Have You Seen The Didgeridoo Man?

Mitchell in Balboa Park on Jan. 2, 2021. Photo courtesy of Mitchell.

You may have seen him at Balboa Park, you may have spotted him near the koalas at the San Diego Zoo, or maybe you heard him droning in the distance as you walked the brick paths of Seaport Village. Whether he is a human or a visitor from another planet, you have undoubtedly run into the sound of Didjetellus a.k.a. Mitchell Augustus Walker, San Diego’s finest didgeridoo player.

Hailing from Brooklyn, New York but a self-professed native of the starship Earth, Walker has played the didgeridoo in San Diego and around the world for more than 20 years. Easily recognizable by his outback hat riddled in Star Trek badges and his 52-inch didgeridoo enveloped with a Rainbow Serpent, Walker’s unique and recognizable didgeridoo sound is unlike anything you’ve heard before.

But what exactly is a didgeridoo? One of the oldest instruments on the planet, the original didgeridoo is naturally created by termites that devour the inside of eucalyptus branches and render them hollow. Around 40,000 years ago, the Aboriginal people of Northern Australia discovered how to recover these branches and breathe through them to create the unique reverberative sound of the didgeridoo. 
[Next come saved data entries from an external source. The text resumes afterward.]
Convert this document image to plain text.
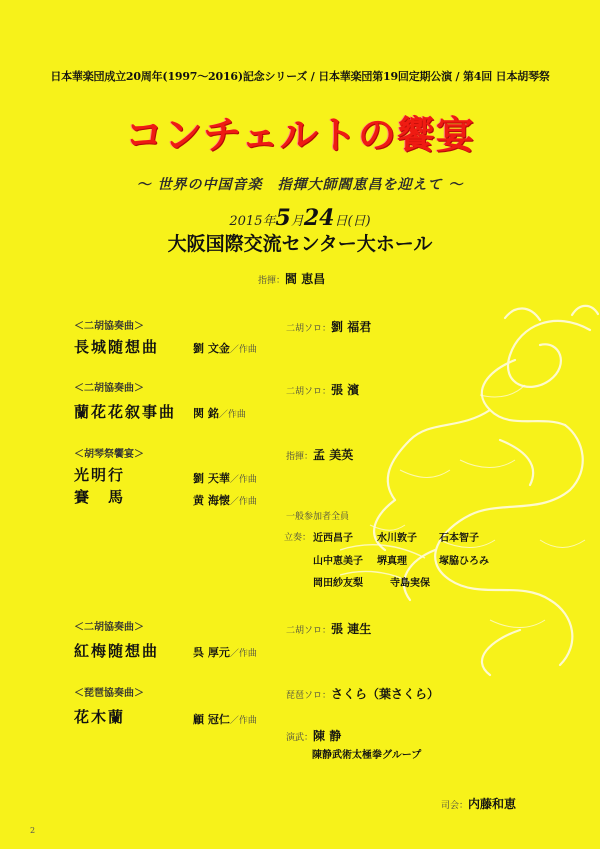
日本華楽団成立20周年(1997～2016)記念シリーズ / 日本華楽団第19回定期公演 / 第4回 日本胡琴祭
コンチェルトの饗宴
～ 世界の中国音楽　指揮大師閻恵昌を迎えて ～
2015年5月24日(日)
大阪国際交流センター大ホール
指揮：閻 恵昌
＜二胡協奏曲＞	二胡ソロ：劉 福君
長城随想曲	劉 文金／作曲
＜二胡協奏曲＞	二胡ソロ：張 濱
蘭花花叙事曲 関 銘／作曲
＜胡琴祭饗宴＞	指揮：孟 美英
光明行	劉 天華／作曲
賽　馬	黄 海懐／作曲
一般参加者全員
立奏： 近西昌子 水川敦子 石本智子
山中恵美子 堺真理	塚脇ひろみ
岡田紗友梨	寺島実保
＜二胡協奏曲＞	二胡ソロ：張 連生
紅梅随想曲	呉 厚元／作曲
＜琵琶協奏曲＞	琵琶ソロ：さくら（葉さくら）
花木蘭	顧 冠仁／作曲
演武：陳 静
陳静武術太極拳グループ
司会：内藤和恵
2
While didgeridoo or “didje” for short is the common term for this instrument, this is not its original name but rather the one adopted by the first colonizers in Australia. There are several different names for the instrument depending on the dialect of the tribe it hails from, but it is also widely known as a “yirdaki” and the “yigi yigi,” to name a couple. 

Typically played in a cave or around a fire for ceremonial purposes, the didje is heavily associated with the beliefs of the Aboriginal people. Mythic beings that existed during a time known as the “The Dreaming” molded and shaped the Earth into its natural and human elements. Since then, no progress has been required by humanity, only a continuation of existence and practicing of the mythic rituals. The Rainbow Serpent that graces Walker’s didje is a totem of one of these beings and is associated with the coming of rain or the prevalence of drought.  

The didgeridoo’s wide sound is achieved with a technique known as “circular-breathing.” The player has to expulse air from their mouth while simultaneously inhaling through their nose to create an endless drone. With several inflections of the tongue and screeches from the voice box, players can mimic all sorts of noises like animal sounds or starships to create music and accentuate storytelling.

Walker’s technique is unique and unparalleled. Inspired by the soundtrack of “Crocodile Dundee” and sounds of science fiction films, Walker plays his didje through a set-up he calls his “portable cave.” It consists of an amplifier and effect pedals to create loops, distortion, phasing and all sorts of strange noises to contribute to his idiosyncratic sound. 

Walker also plays a multitude of rhythm instruments attached to his legs, hands and feet which accentuate and complement the rhythm of his drone. His CD recordings are both ambient and encompassing, the echo of the didje sounds like the ever-present hum of a starship engine, and his sparse, space-y keyboard playing is hypnotizing.

Walker just might be one of the greatest didgeridoo players in the world and he constantly plays around San Diego. Catch him at Balboa Park every other Sunday for free, at Seaport Village downtown or at the San Diego Zoo and Safari Park in the summer months.